Les chais sont des sanctuaires où la lumière se fait discrète, réduite à l’essentiel pour ne pas perturber la quiétude des barriques. « Avec la climatisation qui maintient les vins à 14-15°C, travailler dans les chais est bien plus confortable en plein été », sourit Olivier. L’hiver, en revanche, transforme les vignes en terrain presque hostile, exposant les travailleurs à un froid souvent piquant, tandis que les chais restent un refuge stable et accueillant pour ceux qui s’y affairent.

Ainsi, au sein d’un même endroit, l’ombre et la lumière cohabitent répartissant les rôles entre vignes et chais, et chaque vigneron trouve sa mission. Le rythme de la lumière guide non seulement les activités, mais aussi les choix et l’endurance de chaque membre des équipes, dans un équilibre entre nature et savoir-faire.

Pour rester à la fraîche, rien de mieux que les chais du Château Lafite Rothschild.
Le Chablis (William Fèvre) se révèle dans la lumière du soleil couchant bourguignon.

Capturer la lumière dans le vin

Hémisphères, saisons, journées et domaines. La fin de notre périple nous ramène à la plus petite échelle possible : celle pour laquelle nos vignerons travaillent au quotidien, nos vins.

Alors, que serait le vin sans la lumière ? 

Galilée disait : « Le vin, c’est la lumière du soleil captive dans l’eau. » 

Une phrase qui résonne chez François et Olivier. « Quand on boit un vin, on boit un peu de cette lumière qui nourrit la vigne », explique Olivier. « On en devient même lumineux nous-même» ajoute t-il l’œil rieur. Chaque bouteille renferme une parcelle de cette énergie solaire, transformée en arômes, en textures, en souvenirs de l’année écoulée.

« Le vin, c’est la lumière du soleil captive dans l’eau. »

François voit dans le vin une véritable alchimie. « La lumière, la chaleur, le cépage, tout se combine pour créer quelque chose d’unique. Le vin, c’est le soleil rendu tangible, c’est l’histoire d’une année capturée dans une bouteille.» .

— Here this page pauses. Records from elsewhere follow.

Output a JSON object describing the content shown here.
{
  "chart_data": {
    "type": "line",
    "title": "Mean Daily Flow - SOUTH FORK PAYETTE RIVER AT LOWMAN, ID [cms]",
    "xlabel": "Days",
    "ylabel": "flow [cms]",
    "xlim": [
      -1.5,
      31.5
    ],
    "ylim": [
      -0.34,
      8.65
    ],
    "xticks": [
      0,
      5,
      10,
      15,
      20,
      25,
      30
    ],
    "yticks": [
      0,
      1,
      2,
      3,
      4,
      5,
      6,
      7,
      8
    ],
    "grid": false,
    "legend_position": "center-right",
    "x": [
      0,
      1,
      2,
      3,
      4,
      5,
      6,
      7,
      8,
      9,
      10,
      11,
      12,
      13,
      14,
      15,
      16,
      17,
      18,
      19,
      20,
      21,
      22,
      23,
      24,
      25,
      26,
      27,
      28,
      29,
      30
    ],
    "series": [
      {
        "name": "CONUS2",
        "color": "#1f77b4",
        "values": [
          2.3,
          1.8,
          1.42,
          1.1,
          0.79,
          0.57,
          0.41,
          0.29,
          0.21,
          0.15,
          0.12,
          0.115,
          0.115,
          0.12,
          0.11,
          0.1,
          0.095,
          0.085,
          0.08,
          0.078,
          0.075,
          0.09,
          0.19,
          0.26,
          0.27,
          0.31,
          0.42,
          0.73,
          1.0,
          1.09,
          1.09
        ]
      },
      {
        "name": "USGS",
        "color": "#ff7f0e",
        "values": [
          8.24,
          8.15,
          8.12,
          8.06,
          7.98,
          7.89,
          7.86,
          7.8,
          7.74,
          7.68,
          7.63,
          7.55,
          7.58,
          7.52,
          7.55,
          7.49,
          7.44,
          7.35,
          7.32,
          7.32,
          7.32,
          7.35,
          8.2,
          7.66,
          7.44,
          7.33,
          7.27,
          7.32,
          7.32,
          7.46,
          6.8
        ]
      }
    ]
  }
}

Et ce soleil n’a pas forcément le même goût en Amérique Latine, ou la lumière riche et intense, donne naissance à des vins puissants et concentrés, tandis qu’en Bourgogne, plus douce, elle offre des vins tout en finesse.

Les vignerons sont les gardiens de cette lumière. Ils la cherchent, la mesurent, la captent et la limitent parfois. Jusqu’à nous offrir un peu de ce soleil à chaque verre.